Читать книгу The Rutherfurd Saga - Anna Buchan - Страница 18
CHAPTER XIV
Оглавление“It is a rule with me, that a person who can write a long letter with ease cannot write ill.”
Jane Austen.
A week or two later Nicole wrote to her friend Jean Douglas at Kingshouse:
You blame me for not writing, and ask what I can possibly have to do except write, but you’d be surprised how full the days are and how quickly they pass. Anyway, for me. Barbara still kicks against the pricks. Mother smiles her absent smile and accepts things as they are, but I think perhaps she hasn’t been quite so “absent” lately—you know what I mean, present in the body but her thoughts not of this world. She is sometimes quite like her old self when she is talking to Alastair. I told you—did I?—about him. He is a small boy, the nephew of Miss Symington who lives in the biggest of the red villas, six years of age, plain of face, superficially quite unattractive. You know how my heart always did melt to small boys, and there is something about Alastair that appeals to me mightily. He reminds me in the strangest way of Ronnie and Archie, and I think Mums must feel the same, for I’ve seldom seen her so absorbed in any one as she is in this child. He is old enough to begin lessons, but there is nobody available in this place to teach him, and his aunt doesn’t want a resident governess, and—actually—mother offered to give him lessons for two hours every morning! So punctually at ten o’clock he arrives with his nurse—a large Fife girl, quite young and full of common-sense—we call her Gentle Annie, because of her liking for a song of that name—whom he admires exceedingly. (When we read to him about a beautiful princess, he asks, “As beautiful as Annie?”).
Alastair sits at a table with an exercise book and a pencil and learns to recognise and make letters and read little words.

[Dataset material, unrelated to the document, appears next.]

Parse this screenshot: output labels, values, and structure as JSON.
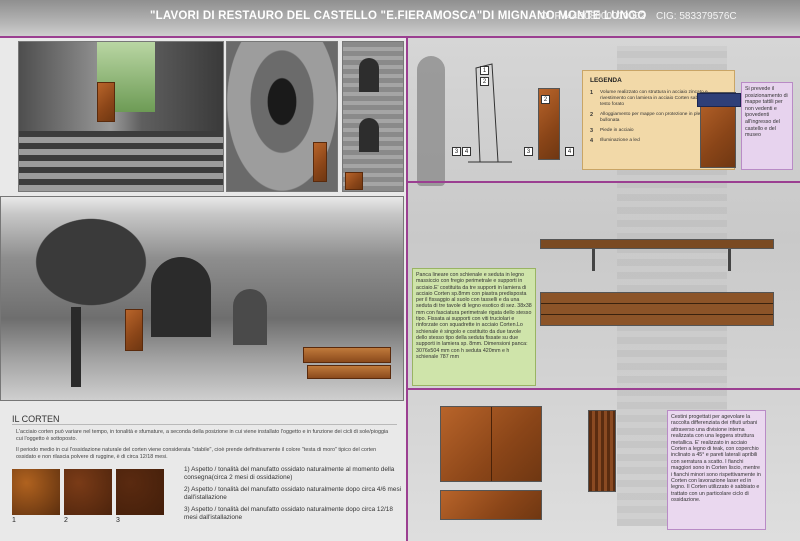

So far his progress is not striking. I heard Mums going over with him a n, an, with great patience, then she said: “Now, Alastair, tell me what is that word?” and Alastair with the most charmingly helpful air said, “I’d tell you in a minute if I knew.”
You say you want to know all about the people here. Barbara says they are the dullest crowd she ever struck, and indeed they are utterly ordinary—what are we ourselves?—and very far from exciting, but I like them.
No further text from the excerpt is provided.